Questions fréquemment posées

L’angiographie virtuelle est une méthode diagnostique avancée permettant de visualiser les artères coronaires à l’aide de la technologie de tomodensitométrie. Elle est fréquemment utilisée pour évaluer les rétrécissements vasculaires, les calcifications et le risque de maladie coronarienne.
Pendant la procédure, un produit de contraste est administré par voie intraveineuse et des images des artères coronaires sont obtenues à l’aide d’un appareil de tomodensitométrie. Cette méthode, généralement réalisée rapidement, ne nécessite aucune intervention chirurgicale.
L’angiographie virtuelle est une méthode d’imagerie non invasive, tandis que l’angiographie classique nécessite l’introduction d’un cathéter dans l’artère. L’angiographie virtuelle est utilisée à des fins diagnostiques, alors que des procédures thérapeutiques peuvent également être réalisées pendant l’angiographie classique.
Elle peut être privilégiée chez les personnes souffrant de douleurs thoraciques, présentant un risque de maladie coronarienne ou nécessitant une analyse détaillée de la structure des artères cardiaques. La décision d’adéquation doit être prise par un cardiologue.
Avant la procédure, les traitements utilisés, les antécédents allergiques et la fonction rénale sont évalués. Dans certains cas, il peut être nécessaire de rester à jeun pendant plusieurs heures ou d’utiliser des médicaments régulant la fréquence cardiaque.
L’angiographie virtuelle est généralement indolore et ne nécessite pas d’anesthésie chez la plupart des patients. Une brève sensation de chaleur peut apparaître lors de l’injection du produit de contraste, mais la procédure est globalement réalisée de manière confortable.
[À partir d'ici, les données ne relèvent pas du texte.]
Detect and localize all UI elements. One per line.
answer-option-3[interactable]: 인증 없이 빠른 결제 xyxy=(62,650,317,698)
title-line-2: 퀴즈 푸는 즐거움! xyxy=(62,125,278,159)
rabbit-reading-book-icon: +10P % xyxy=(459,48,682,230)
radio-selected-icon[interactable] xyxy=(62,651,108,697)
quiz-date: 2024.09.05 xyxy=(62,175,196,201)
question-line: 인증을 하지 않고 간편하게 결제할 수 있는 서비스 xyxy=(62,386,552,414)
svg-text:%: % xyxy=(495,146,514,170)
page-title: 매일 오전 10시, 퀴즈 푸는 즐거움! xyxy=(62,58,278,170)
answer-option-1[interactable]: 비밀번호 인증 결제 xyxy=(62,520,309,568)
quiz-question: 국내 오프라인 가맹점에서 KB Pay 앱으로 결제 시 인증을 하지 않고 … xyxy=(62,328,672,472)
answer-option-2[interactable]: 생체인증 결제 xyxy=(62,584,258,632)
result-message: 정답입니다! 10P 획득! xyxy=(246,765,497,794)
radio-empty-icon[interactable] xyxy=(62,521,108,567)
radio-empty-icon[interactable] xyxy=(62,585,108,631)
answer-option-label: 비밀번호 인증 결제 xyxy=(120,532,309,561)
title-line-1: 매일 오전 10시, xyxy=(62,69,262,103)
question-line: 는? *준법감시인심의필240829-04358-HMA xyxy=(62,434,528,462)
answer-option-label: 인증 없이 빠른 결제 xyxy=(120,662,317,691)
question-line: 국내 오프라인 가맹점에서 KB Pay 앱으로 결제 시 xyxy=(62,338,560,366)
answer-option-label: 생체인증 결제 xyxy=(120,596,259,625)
Grâce aux technologies d’imagerie modernes, l’angiographie virtuelle permet une évaluation détaillée des artères coronaires. Elle peut offrir une valeur diagnostique élevée dans la détection des rétrécissements vasculaires, notamment chez les patients à risque faible ou modéré.
Le produit de contraste utilisé pendant la procédure peut provoquer chez certaines personnes des réactions allergiques ou des modifications temporaires de la fonction rénale. Une faible exposition aux rayonnements peut également être présente.
La plupart des personnes peuvent reprendre leurs activités normales le jour même après la procédure. Une consommation suffisante de liquides peut être recommandée afin de favoriser l’élimination du produit de contraste, et les recommandations du médecin doivent être respectées.
Selon les résultats, un traitement médicamenteux, des changements du mode de vie, la pose d’un stent lors d’une angiographie classique ou une chirurgie de pontage peuvent être envisagés. Le plan thérapeutique est déterminé en fonction du degré du rétrécissement et de l’état général du patient.